Unboxing and First look at HyperDrive
HyperDrive stands out from the crowd of other “image tank” type storage devices. As any traveling photographer knows, you need a place to store your pictures until you come back home and upload them to your computer. I’ve been carrying laptop with me on vacations, however lately I opted out to take a much lighter iPad instead. The fact that HyperDrive works with iPad among other great things convinced me in getting one. See my Unboxing and First Look video after the break.
So what other redeeming qualities HyperDrive has other than iPad connectivity? Well there’s plenty. There are other similar image tanks on the market, but most of them are much more expensive. I can’t simply justify getting a portable storage for $500 with little of actual disk space. HyperDrive comes in as a bare-bone enclosure, where you can drop any 2.5″ SATA HDD of practically any capacity. Enclosure costs $250, however hard drives can be found for as little as $50 per 500GB. I challenge you to find a better portable 500GB storage with LCD screen and card reader for $300.
But besides price there were other things that grabbed my attention. Transfer speed is fast, really fast. I did some quick tests and 4GB transfer from a slowest CF card I had (Sandisk Extreme II) took 4:30 at speeds of about 15 MB/s. Fastest card I had was copying at a speed of 26 MB/s. That’s about 40 seconds per Gigabyte of photos. And that’s with a real time verification!

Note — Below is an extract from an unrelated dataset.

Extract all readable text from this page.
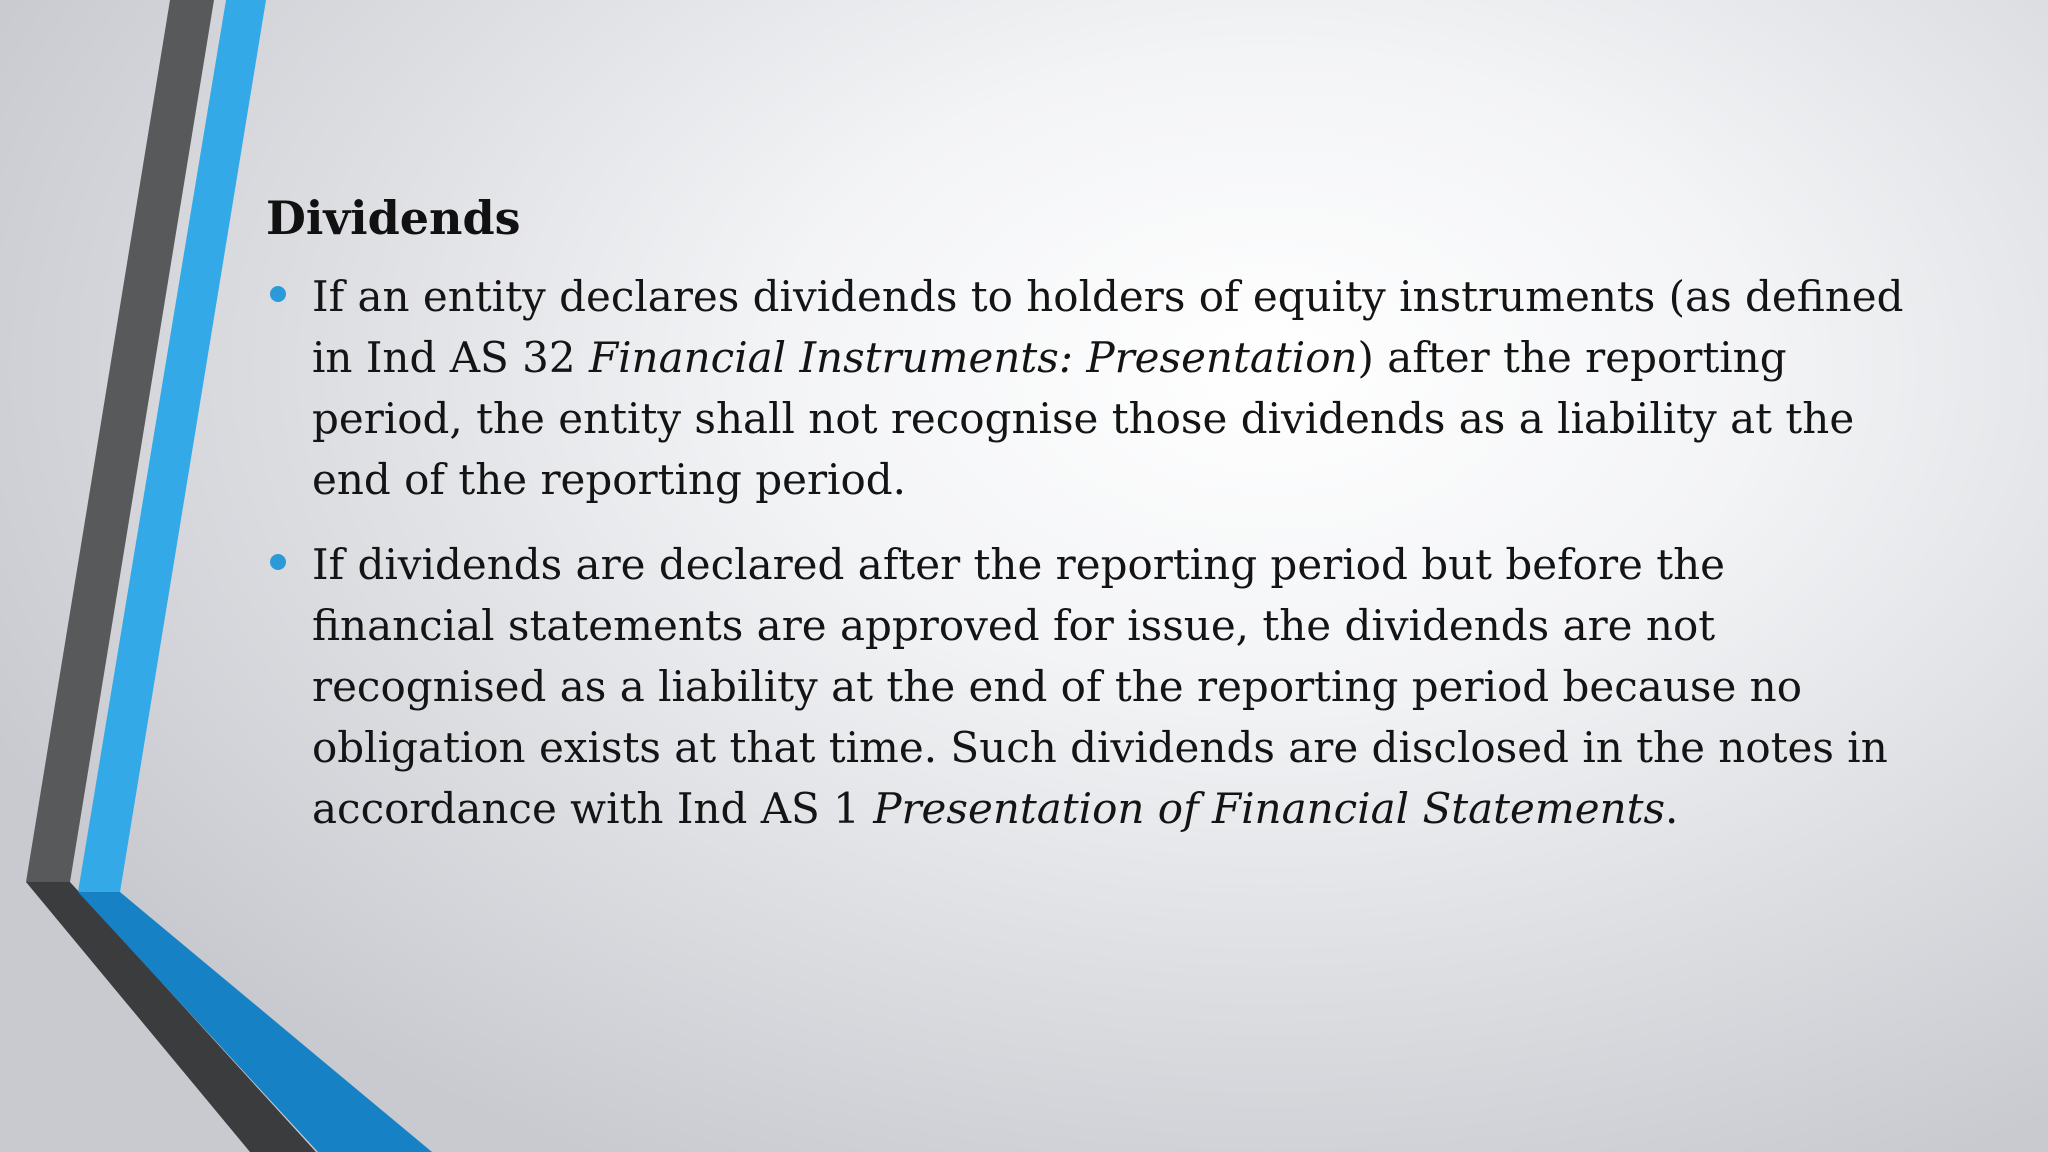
Dividends
If an entity declares dividends to holders of equity instruments (as defined in Ind AS 32 Financial Instruments: Presentation) after the reporting period, the entity shall not recognise those dividends as a liability at the end of the reporting period.
If dividends are declared after the reporting period but before the financial statements are approved for issue, the dividends are not recognised as a liability at the end of the reporting period because no obligation exists at that time. Such dividends are disclosed in the notes in accordance with Ind AS 1 Presentation of Financial Statements.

Data protection is something I didn’t see on any other image tank devices, this one has it! Imported images are verified on the fly with CRC checks. Hard drive’s health is monitored with S.M.A.R.T. and you can check it or CF cards with embedded utilities. Obviously mechanical hard drive here is still the weakest link, you can really feel it spinning in your hand, so when you transferring on the go, HDD damage is real possibility. I’m wishing this device had a Gyro sensor and can shut down the drive when it detects movement like many laptops do. But there’s always an option to add SSD, I think it would be compatible, will make device even lighter and save on battery usage. However at this time SSD are still too expensive, so I might get one in the future (let’s say if I have another Wedding Photography gig 🙂 ).
Sanho (device manufacturer) claims that battery life can last up to 250 GB of transfer. That’s a pretty impressive claim, one I yet to confirm. Internal battery (18650 3.7V 2600mAh) is user replaceable, and I’ve seen them being sold on Amazon for $8. I only wish there was a simpler way to open the case other than removing two tiny screws. BTW small screwdriver is included, but it’s a very bad one…
Other than screwdriver HyperDrive came with a nice neoprene case which can be attached to the belt, a wall charger and a USB Cable. Nice thing is that it can be charged via USB or AC adapter, so you don’t really need to take special charger with you on a trip.
You can probably tell that I’m really impressed by the HyperDrive. Of course I only had it for less than a day, so I will update you as I go.
Update: If you were curious how it works with iPad (as I was), it’s actually quite simple. Since CF card is imported into a separate folder with all structure preserved, HyperDrive just emulates a connection to one of those folders (it asks you to choose one), so for iPad is not any different when inserting an SD card or connecting camera. It will see familiar structure, Hyperdrive will provide needed USB power and import will work as usual.